LAWSUIT:
OBAMA OFFICIALS PRESSURED PROSECUTORS TO RELEASE CONVICTED CRIMINAL ILLEGAL
ALIENS
by Jonathan Strong, www.breitbart.com
An
award-winning, career prosecutor at U.S. Immigration and Customs Enforcement
(ICE) alleged in a blistering new lawsuit she was punished for resisting orders
to release convicted criminal illegal aliens from custody.
The
allegations from Patricia M. Vroom, 59, implicate Peter Vincent, the
recently-resigned top lawyer at the agency.
Vroom said
in an Nov. 6 filing with the U.S. District Court of Appeals for the Arizona
District she was ordered to drop prosecutions of illegal aliens with prior DUI
convictions because, in the alleged words of senior ICE official Jim Stolley,
“We don’t give a shit about that.
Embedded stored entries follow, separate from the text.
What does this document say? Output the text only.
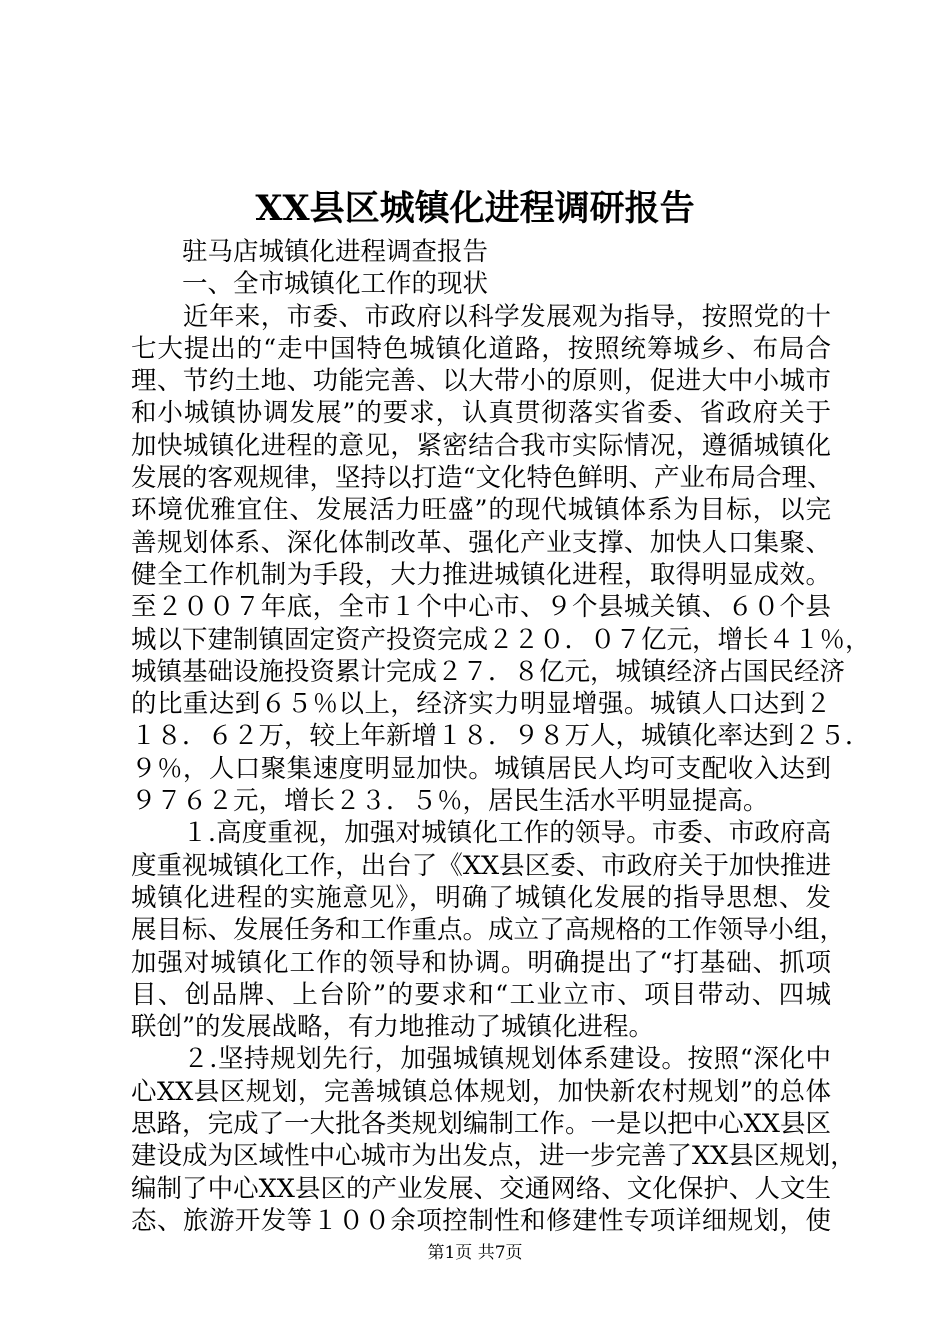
XX县区城镇化进程调研报告
　　驻马店城镇化进程调查报告
　　一、全市城镇化工作的现状
　　近年来，市委、市政府以科学发展观为指导，按照党的十
七大提出的“走中国特色城镇化道路，按照统筹城乡、布局合
理、节约土地、功能完善、以大带小的原则，促进大中小城市
和小城镇协调发展”的要求，认真贯彻落实省委、省政府关于
加快城镇化进程的意见，紧密结合我市实际情况，遵循城镇化
发展的客观规律，坚持以打造“文化特色鲜明、产业布局合理、
环境优雅宜住、发展活力旺盛”的现代城镇体系为目标，以完
善规划体系、深化体制改革、强化产业支撑、加快人口集聚、
健全工作机制为手段，大力推进城镇化进程，取得明显成效。
至２００７年底，全市１个中心市、９个县城关镇、６０个县
城以下建制镇固定资产投资完成２２０．０７亿元，增长４１％，
城镇基础设施投资累计完成２７．８亿元，城镇经济占国民经济
的比重达到６５％以上，经济实力明显增强。城镇人口达到２
１８．６２万，较上年新增１８．９８万人，城镇化率达到２５．
９％，人口聚集速度明显加快。城镇居民人均可支配收入达到
９７６２元，增长２３．５％，居民生活水平明显提高。
　　１.高度重视，加强对城镇化工作的领导。市委、市政府高
度重视城镇化工作，出台了《XX县区委、市政府关于加快推进
城镇化进程的实施意见》，明确了城镇化发展的指导思想、发
展目标、发展任务和工作重点。成立了高规格的工作领导小组，
加强对城镇化工作的领导和协调。明确提出了“打基础、抓项
目、创品牌、上台阶”的要求和“工业立市、项目带动、四城
联创”的发展战略，有力地推动了城镇化进程。
　　２.坚持规划先行，加强城镇规划体系建设。按照“深化中
心XX县区规划，完善城镇总体规划，加快新农村规划”的总体
思路，完成了一大批各类规划编制工作。一是以把中心XX县区
建设成为区域性中心城市为出发点，进一步完善了XX县区规划，
编制了中心XX县区的产业发展、交通网络、文化保护、人文生
态、旅游开发等１００余项控制性和修建性专项详细规划，使
第1页 共7页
Let it go.”
She also
details pressure from supervisors to drop prosecutions of illegal aliens with
identify theft convictions, including one who registered to vote “not once, but
twice, both times falsely claiming to be a U.S. citizen,” according to the filing.
Gillian
Christensen, a spokeswoman for ICE, said the agency does not respond to pending
litigation. Department of Homeland Sec. Jeh Johnson is named in the suit. DHS
houses ICE.
Vincent,
according to the filing, led a ruthless campaign to purge long-serving
officials across the agency to replace with friends and allies.
After
President Obama issued the executive “DREAM Act” order in 2012, providing legal
status to individuals brought to the U.S. illegally as children, senior
officials including Vincent coordinated to prevent the deportation of a DACA
recipient convicted of ID theft in Arizona.
Following
conflict over that decision and others, Vroom was given poor performance
remarks in an annual review at odds with previous reviews, hostile and
demeaning emails from superiors, and sexist attitudes.
In
February 2013, the filing said, Vroom was instructed by supervisors to release
aliens convicted of ID theft felonies in Arizona , at odds with previous ICE policy
memoranda on the topic.
Sarah
Hartnett, another senior ICE official “explained that as these were 'low-level'
offenders...since the typical alien defendant convicted under these provisions
of Arizona criminal law had simply been using a fake I.D. to get and keep
employment.
Vroom was
instructed to drop the cases and later mocked for considering the decision a
serious legal precedent, the filing said.
Regarding
the alien found to have registered to vote twice illegally, Vroom recounts how
she was pressured to drop removal proceedings.
According
to the filing, ICE official Matt Downer asked Vroom how she planned to handle
the situation. Vroom said she would agree to cancel the alien's deportation,
but Downer wrote back, “think again.”
“Realizing
she had not arrived at the “correct” answer as to how she should apply
'prosecutorial discretion,' Plaintiff then suggested the case be dismissed
without prejudice, to which Mr. Downer replied, 'Agreed,'”
However, a
short time later, Downer wrote back to urge an even more lenient course of
action.
“Re
reading this – dismiss with prejudice,” Downer wrote, according to the filing.
Dismissing
the case with prejudice would leave the government unable to prosecute the
individual for the crime in the future if he was subsequently detained for
another reason.
“This
instruction was legally unjustifiable and arguably unethical. No reasonable
government attorney would unnecessarily prejudice his or her prosecuting
client’s interests by requesting that a court dismiss a matter with prejudice
when it could be, and normally would be, dismissed without prejudice,” the
filing said.
Vroom also
detailed alleged ageism and sexism in the complaint and said Vincent made
unwanted advances on female employees, making them feel uncomfortable. In one
case, Vroom counseled a young woman to tell the then-married Vincent in an
e-mail, “Please leave me alone, Peter. You are old enough to be my father,”
which seemed to resolve the situation.